The Division I Council voted Wednesday to push the start date back from the originally scheduled Nov. 10 as one of several precautions against the spread of coronavirus.

The later start date coincides with the decision most schools made to send students home from Thanksgiving until January out of concern about a potential late-fall and early-winter flareup of COVID-19. Closed campuses could serve as a quasi bubble for players and provide a window for non-conference games.

The maximum number of regular-season games has been reduced from 31 to 27. The minimum number of games for consideration for the NCAA Tournament was cut from 25 to 13.

Teams can start preseason practices Oct. 14 but will be allowed to work out 12 hours per week beginning Monday.

No scrimmages against other teams or exhibitions are allowed.

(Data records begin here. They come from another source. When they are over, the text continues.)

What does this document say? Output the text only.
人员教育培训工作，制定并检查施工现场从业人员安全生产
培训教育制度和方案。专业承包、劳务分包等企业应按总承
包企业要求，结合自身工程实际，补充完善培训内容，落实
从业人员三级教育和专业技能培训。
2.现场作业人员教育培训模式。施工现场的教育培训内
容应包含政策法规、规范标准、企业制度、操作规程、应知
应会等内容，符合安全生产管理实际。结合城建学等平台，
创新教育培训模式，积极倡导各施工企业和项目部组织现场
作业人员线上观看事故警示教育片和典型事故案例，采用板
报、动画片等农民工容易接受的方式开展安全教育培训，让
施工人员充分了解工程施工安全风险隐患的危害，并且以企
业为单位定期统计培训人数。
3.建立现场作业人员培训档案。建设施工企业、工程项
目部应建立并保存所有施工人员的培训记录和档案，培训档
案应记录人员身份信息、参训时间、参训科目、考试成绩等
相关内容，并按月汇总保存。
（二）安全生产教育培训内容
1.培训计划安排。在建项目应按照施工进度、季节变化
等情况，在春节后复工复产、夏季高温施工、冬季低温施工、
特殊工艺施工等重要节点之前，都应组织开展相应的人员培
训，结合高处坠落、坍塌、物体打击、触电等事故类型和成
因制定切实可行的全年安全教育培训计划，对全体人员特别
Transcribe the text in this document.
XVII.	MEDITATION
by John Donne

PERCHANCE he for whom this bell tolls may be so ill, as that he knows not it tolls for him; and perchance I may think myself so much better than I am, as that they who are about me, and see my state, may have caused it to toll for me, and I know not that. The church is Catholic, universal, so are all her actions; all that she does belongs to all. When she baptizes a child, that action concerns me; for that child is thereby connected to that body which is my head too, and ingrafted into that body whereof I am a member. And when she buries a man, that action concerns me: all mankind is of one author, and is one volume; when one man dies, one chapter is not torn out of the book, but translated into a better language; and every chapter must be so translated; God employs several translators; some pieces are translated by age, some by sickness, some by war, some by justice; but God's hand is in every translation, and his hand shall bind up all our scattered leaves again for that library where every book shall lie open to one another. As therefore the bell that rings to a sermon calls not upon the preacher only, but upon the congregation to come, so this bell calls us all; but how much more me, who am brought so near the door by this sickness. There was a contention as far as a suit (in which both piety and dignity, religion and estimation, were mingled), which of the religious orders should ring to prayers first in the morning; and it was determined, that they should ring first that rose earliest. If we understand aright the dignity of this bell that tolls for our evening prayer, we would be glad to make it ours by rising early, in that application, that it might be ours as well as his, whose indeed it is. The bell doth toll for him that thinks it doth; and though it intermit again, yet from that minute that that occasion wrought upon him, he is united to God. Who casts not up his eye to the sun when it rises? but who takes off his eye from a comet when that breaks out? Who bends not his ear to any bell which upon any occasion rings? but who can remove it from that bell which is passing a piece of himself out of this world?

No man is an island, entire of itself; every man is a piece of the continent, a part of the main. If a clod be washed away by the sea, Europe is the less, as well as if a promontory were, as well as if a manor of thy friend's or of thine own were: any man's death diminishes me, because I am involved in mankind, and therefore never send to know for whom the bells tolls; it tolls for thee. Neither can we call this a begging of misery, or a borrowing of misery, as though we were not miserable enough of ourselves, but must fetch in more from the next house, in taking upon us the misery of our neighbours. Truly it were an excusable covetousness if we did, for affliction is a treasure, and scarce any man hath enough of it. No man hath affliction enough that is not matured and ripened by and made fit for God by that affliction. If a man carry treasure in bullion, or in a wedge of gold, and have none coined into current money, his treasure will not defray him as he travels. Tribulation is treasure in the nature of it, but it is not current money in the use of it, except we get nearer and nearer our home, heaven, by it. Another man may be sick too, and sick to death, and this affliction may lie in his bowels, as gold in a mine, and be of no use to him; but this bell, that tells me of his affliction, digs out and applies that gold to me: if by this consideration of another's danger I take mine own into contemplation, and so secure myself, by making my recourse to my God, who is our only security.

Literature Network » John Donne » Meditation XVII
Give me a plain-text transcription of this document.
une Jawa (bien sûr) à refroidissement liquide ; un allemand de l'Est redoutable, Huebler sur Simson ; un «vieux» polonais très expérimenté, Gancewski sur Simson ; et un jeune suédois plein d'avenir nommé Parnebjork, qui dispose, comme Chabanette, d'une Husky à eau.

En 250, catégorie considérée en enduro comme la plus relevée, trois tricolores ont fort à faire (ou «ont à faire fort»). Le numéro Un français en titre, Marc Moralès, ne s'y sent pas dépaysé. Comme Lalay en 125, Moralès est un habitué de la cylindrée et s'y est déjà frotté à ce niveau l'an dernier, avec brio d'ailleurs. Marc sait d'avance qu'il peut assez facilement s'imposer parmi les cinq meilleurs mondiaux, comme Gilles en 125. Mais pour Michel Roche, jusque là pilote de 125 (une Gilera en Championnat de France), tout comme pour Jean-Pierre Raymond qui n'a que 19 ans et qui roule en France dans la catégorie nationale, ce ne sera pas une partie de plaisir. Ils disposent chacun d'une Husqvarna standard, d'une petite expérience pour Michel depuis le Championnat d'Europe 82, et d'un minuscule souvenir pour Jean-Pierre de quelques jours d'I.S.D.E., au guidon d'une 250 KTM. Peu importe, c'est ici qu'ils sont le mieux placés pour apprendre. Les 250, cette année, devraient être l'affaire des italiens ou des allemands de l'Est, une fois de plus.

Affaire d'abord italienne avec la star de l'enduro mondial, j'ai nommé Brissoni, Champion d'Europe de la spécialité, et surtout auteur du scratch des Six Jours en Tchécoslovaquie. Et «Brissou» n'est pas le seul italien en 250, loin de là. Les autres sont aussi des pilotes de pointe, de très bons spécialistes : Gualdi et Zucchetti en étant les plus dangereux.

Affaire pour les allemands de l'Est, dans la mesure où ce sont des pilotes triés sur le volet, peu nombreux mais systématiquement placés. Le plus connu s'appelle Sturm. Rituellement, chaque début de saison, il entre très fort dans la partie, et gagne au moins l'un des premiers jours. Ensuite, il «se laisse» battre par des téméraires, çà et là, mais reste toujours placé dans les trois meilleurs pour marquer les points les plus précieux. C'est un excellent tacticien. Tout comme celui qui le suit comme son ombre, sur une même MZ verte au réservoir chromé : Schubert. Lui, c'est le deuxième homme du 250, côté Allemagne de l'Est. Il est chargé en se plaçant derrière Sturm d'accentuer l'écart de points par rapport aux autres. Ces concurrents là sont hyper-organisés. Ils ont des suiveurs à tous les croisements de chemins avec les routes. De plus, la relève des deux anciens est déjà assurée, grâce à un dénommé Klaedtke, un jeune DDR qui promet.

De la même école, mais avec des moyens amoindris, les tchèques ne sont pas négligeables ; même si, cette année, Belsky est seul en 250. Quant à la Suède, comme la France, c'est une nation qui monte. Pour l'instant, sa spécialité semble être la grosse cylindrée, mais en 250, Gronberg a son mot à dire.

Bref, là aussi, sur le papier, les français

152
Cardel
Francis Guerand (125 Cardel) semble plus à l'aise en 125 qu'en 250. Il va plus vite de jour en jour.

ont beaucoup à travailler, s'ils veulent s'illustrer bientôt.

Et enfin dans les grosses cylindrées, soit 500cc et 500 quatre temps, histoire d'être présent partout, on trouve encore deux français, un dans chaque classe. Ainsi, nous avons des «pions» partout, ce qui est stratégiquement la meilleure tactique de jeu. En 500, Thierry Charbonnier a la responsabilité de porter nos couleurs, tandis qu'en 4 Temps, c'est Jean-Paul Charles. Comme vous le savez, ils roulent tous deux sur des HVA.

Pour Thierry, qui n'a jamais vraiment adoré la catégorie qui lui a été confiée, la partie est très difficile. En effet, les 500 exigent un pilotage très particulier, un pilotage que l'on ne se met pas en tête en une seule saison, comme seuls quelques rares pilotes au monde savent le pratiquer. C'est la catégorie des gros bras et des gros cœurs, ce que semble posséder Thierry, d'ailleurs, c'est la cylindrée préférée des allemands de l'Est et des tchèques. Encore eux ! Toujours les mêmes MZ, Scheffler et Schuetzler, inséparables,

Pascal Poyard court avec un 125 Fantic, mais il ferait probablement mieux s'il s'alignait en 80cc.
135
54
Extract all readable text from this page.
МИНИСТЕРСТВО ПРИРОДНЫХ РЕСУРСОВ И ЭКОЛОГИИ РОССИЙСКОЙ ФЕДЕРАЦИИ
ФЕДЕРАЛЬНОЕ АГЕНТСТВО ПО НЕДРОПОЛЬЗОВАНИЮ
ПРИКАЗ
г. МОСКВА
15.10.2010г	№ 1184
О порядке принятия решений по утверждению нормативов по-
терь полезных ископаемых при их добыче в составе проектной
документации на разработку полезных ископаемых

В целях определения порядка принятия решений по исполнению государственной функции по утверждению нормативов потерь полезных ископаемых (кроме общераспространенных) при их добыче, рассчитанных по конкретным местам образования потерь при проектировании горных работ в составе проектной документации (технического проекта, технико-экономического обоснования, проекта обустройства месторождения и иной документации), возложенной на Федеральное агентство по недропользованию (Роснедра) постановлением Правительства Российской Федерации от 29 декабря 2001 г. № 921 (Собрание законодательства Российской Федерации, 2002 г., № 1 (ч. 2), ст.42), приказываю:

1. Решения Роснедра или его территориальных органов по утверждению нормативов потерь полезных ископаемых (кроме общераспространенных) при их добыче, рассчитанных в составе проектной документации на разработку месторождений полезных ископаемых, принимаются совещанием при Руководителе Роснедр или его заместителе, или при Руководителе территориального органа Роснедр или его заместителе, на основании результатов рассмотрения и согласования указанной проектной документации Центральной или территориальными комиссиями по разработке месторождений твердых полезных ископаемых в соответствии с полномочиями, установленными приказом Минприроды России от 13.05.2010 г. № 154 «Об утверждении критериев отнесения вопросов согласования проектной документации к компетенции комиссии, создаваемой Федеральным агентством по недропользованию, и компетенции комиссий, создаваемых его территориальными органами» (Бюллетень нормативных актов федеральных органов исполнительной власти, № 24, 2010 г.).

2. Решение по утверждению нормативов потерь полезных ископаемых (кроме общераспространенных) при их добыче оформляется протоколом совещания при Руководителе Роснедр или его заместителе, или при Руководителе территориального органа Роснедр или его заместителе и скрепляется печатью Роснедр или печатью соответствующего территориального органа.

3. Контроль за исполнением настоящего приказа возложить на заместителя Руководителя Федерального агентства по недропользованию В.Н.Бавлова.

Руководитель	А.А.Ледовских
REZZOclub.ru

In other action, the council voted to extend the recruiting dead period for all sports through Dec. 31. In-person recruiting is not allowed during a dead period, though phone calls and other correspondence are allowed.

The men’s and women’s basketball oversight committees had jointly recommended a start date of Nov. 21, which would have allowed for games to be played on the weekend before Thanksgiving. The council opted not to do that to avoid a conflict with regular-season football games.

The council is scheduled to meet again Oct. 13-14 and could delay the start date and change other pieces of the basketball framework if circumstances surrounding the virus warrant.